Recently, many crude oil refiners in North America have experienced greater than anticipated equipment surface fouling of their refining units. For example, since 1995, refinery distillation tower plugging has been observed in some refineries processing Canadian sweet light crude. There also has been increased fouling of heat exchangers. Additionally, there is the potential for phosphorus to damage engines and catalytic converters if it is not removed prior to being used in a fuel stream.
Because these increased fouling problems dictate more frequent shutdowns for cleaning, the net business result can be a significant increase in the overall costs of operation. These financial consequences can have far-reaching effects, especially given the price of gasoline in today's market. Additionally, due to similar problems that have been encountered with Canadian crude, there is potential for devaluation of the crude.
It is believed that one source of this fouling is the presence of phosphorus in the crude streams and hydrocarbon flowback fluids being refined. The phosphorus components are typically present in small, but measurable, amounts (e.g., usually about 5,000 ppm or less) as a result of being injected into oil wells where the crude or the hydrocarbon flowback fluid is recovered. Hydrocarbon flowback fluids may contain about 1000 ppm or less. Crude from pipelines may contain about 30 ppm or less, with concentrations of about 2 to about 8 ppm being somewhat common.

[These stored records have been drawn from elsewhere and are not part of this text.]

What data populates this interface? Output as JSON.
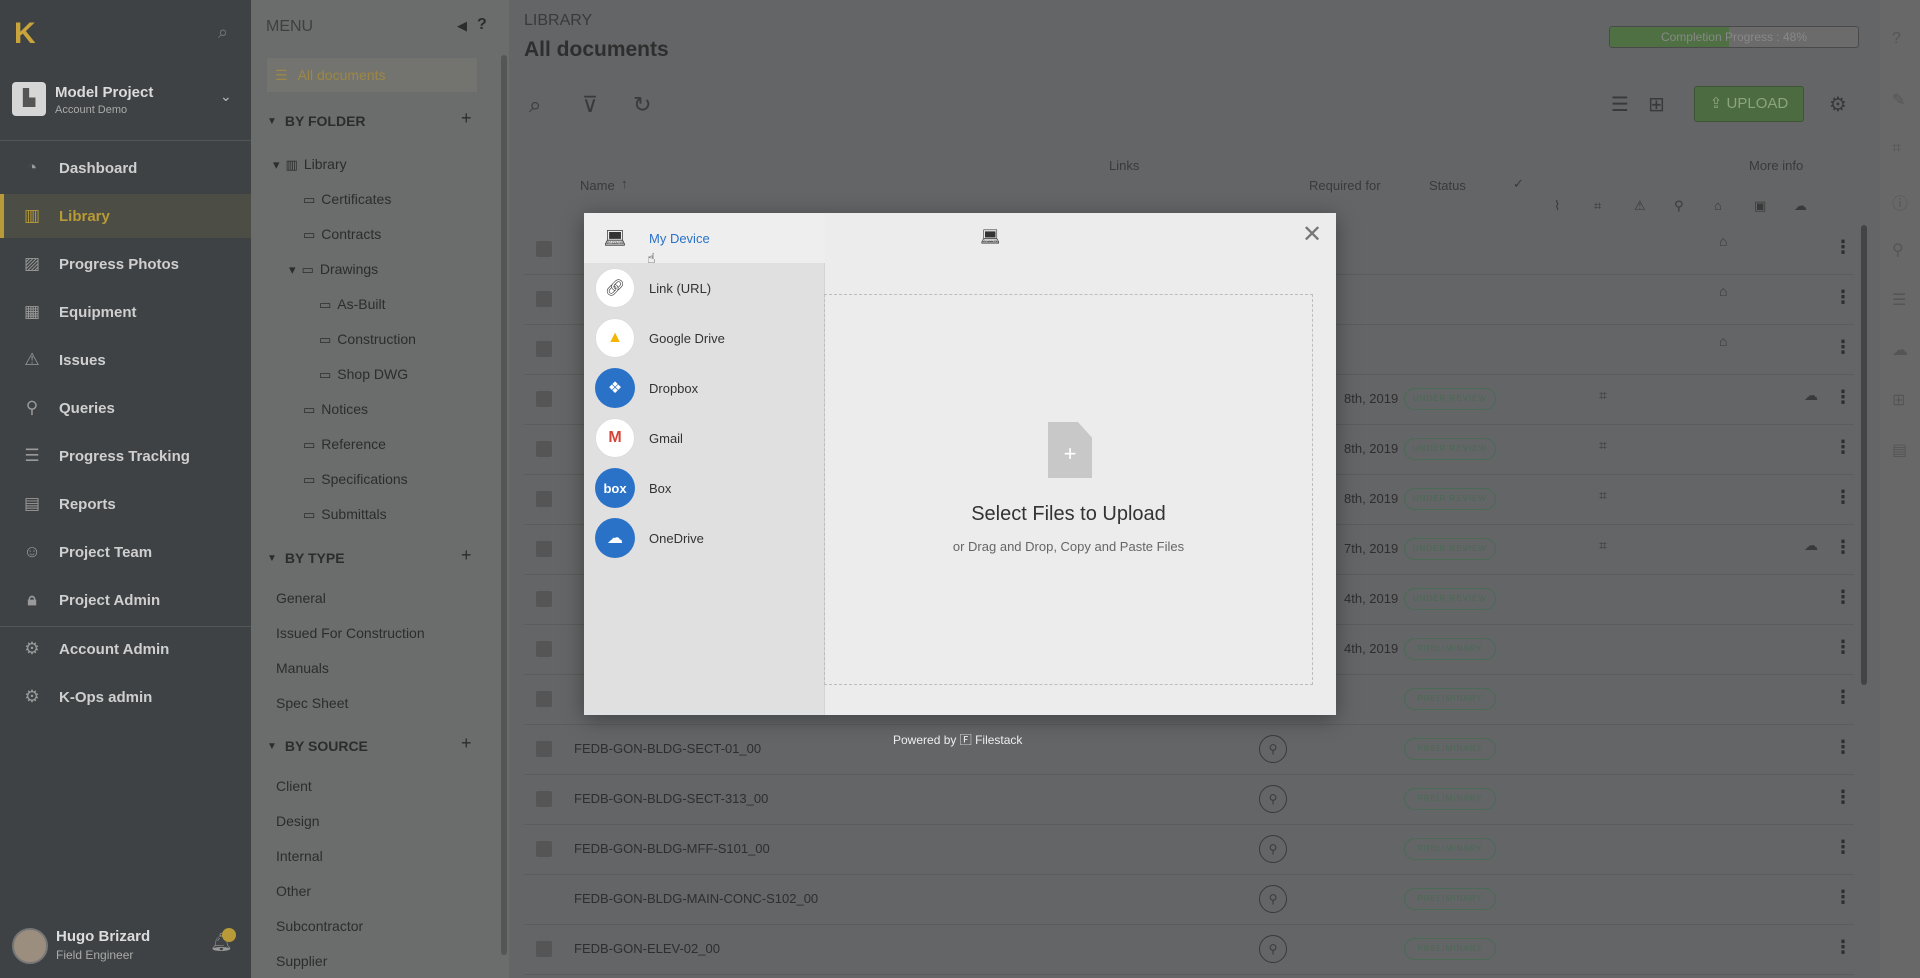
{
  "leftnav": {
    "project_name": "Model Project",
    "project_account": "Account Demo",
    "items": [
      {
        "label": "Dashboard",
        "icon": "dashboard-icon"
      },
      {
        "label": "Library",
        "icon": "library-icon"
      },
      {
        "label": "Progress Photos",
        "icon": "photos-icon"
      },
      {
        "label": "Equipment",
        "icon": "barcode-icon"
      },
      {
        "label": "Issues",
        "icon": "warning-icon"
      },
      {
        "label": "Queries",
        "icon": "location-pin-icon"
      },
      {
        "label": "Progress Tracking",
        "icon": "tracking-icon"
      },
      {
        "label": "Reports",
        "icon": "reports-icon"
      },
      {
        "label": "Project Team",
        "icon": "team-icon"
      },
      {
        "label": "Project Admin",
        "icon": "lock-icon"
      },
      {
        "label": "Account Admin",
        "icon": "gears-icon"
      },
      {
        "label": "K-Ops admin",
        "icon": "ops-icon"
      }
    ],
    "user_name": "Hugo Brizard",
    "user_role": "Field Engineer"
  },
  "menu": {
    "title": "MENU",
    "all_documents": "All documents",
    "by_folder": "BY FOLDER",
    "folders": {
      "library": "Library",
      "certificates": "Certificates",
      "contracts": "Contracts",
      "drawings": "Drawings",
      "as_built": "As-Built",
      "construction": "Construction",
      "shop_dwg": "Shop DWG",
      "notices": "Notices",
      "reference": "Reference",
      "specifications": "Specifications",
      "submittals": "Submittals"
    },
    "by_type": "BY TYPE",
    "types": [
      "General",
      "Issued For Construction",
      "Manuals",
      "Spec Sheet"
    ],
    "by_source": "BY SOURCE",
    "sources": [
      "Client",
      "Design",
      "Internal",
      "Other",
      "Subcontractor",
      "Supplier"
    ]
  },
  "main": {
    "breadcrumb": "LIBRARY",
    "title": "All documents",
    "progress_label": "Completion Progress : 48%",
    "progress_value": 0.48,
    "upload_label": "UPLOAD",
    "headers": {
      "name": "Name",
      "required_for": "Required for",
      "status": "Status",
      "links": "Links",
      "more_info": "More info"
    },
    "rows": [
      {
        "name": "",
        "date": "",
        "status": ""
      },
      {
        "name": "",
        "date": "",
        "status": ""
      },
      {
        "name": "",
        "date": "",
        "status": ""
      },
      {
        "name": "",
        "date": "8th, 2019",
        "status": "UNDER REVIEW"
      },
      {
        "name": "",
        "date": "8th, 2019",
        "status": "UNDER REVIEW"
      },
      {
        "name": "",
        "date": "8th, 2019",
        "status": "UNDER REVIEW"
      },
      {
        "name": "",
        "date": "7th, 2019",
        "status": "UNDER REVIEW"
      },
      {
        "name": "",
        "date": "4th, 2019",
        "status": "UNDER REVIEW"
      },
      {
        "name": "",
        "date": "4th, 2019",
        "status": "PRELIMINARY"
      },
      {
        "name": "",
        "date": "",
        "status": "PRELIMINARY"
      },
      {
        "name": "FEDB-GON-BLDG-SECT-01_00",
        "date": "",
        "status": "PRELIMINARY"
      },
      {
        "name": "FEDB-GON-BLDG-SECT-313_00",
        "date": "",
        "status": "PRELIMINARY"
      },
      {
        "name": "FEDB-GON-BLDG-MFF-S101_00",
        "date": "",
        "status": "PRELIMINARY"
      },
      {
        "name": "FEDB-GON-BLDG-MAIN-CONC-S102_00",
        "date": "",
        "status": "PRELIMINARY"
      },
      {
        "name": "FEDB-GON-ELEV-02_00",
        "date": "",
        "status": "PRELIMINARY"
      }
    ]
  },
  "modal": {
    "sources": [
      {
        "label": "My Device",
        "icon": "laptop-icon"
      },
      {
        "label": "Link (URL)",
        "icon": "link-icon"
      },
      {
        "label": "Google Drive",
        "icon": "google-drive-icon"
      },
      {
        "label": "Dropbox",
        "icon": "dropbox-icon"
      },
      {
        "label": "Gmail",
        "icon": "gmail-icon"
      },
      {
        "label": "Box",
        "icon": "box-icon"
      },
      {
        "label": "OneDrive",
        "icon": "onedrive-icon"
      }
    ],
    "dropzone_title": "Select Files to Upload",
    "dropzone_subtitle": "or Drag and Drop, Copy and Paste Files",
    "powered_by": "Powered by",
    "powered_brand": "Filestack",
    "box_glyph": "box"
  },
  "colors": {
    "accent": "#b99a38",
    "link_blue": "#2a72c8",
    "upload_green": "#4c6b41"
  }
}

Phosphorus may be introduced into a subterranean formation from which hydrocarbons may be produced through the use of gelled fluids that may contain phosphorus-based gelling agent systems. Fracturing the subterranean formation surrounding a well bore is thought to produce channels in the rock so that productivity can be maximized. Use of an organic fluid during fracturing usually serves to reduce problems associated with water-sensitive formations. Gelling agents serve to viscosify the fluid, allowing proppant to be suspended in the fluid so that it may be transported downhole to be placed in fractures resulting from the fracturing treatment. Gelled oil fracturing fluids that comprise phosphate ester gelling agents are examples of such fluids. Another example of a reversible gelling agent is a metal soap of a partially esterified phosphate. The viscosity of the fluid may ultimately be reduced for recovery.
The large increase in fouling rates observed over time at refineries is attributed by the industry, at least in part, to the increase in the number of wells that are fractured with these types of hydrocarbon-based phosphates. As mentioned, this has become a major concern for refiners due to consequential fouling problems. The fouling problems observed can be particularly problematic because the preferred cleaning involves a combination of mechanical and chemical methods. The use of such methods can be costly because refining distillation units usually have to be shut down to carry out the cleaning, thereby leading to lost refining production.
One method of combating the phosphorus problem is to distill the crude. However, this is thought to be not very effective. It is also expensive and logistically difficult in some cases because getting the crude and the hydrocarbon flowback fluids to a treatment facility can be cumbersome. Also, hydrocarbon flowback fluids flowback over time; therefore, the time to treat these fluids can be difficult. Other solutions involve not using phosphorus based gelling agents in subterranean treatment fluids; however, other gelling agents have not proven to work as well for oil-based fluids. Another solution would be to remove or reduce the phosphorus from the crude or hydrocarbon flowback fluids, but this has proven difficult as well.
To combat potential fouling problems, it is desirable to have reliable crude streams. Moreover, there are governmental regulations in place that are directed to limits on volatile phosphorus in crude streams that impact crude suppliers.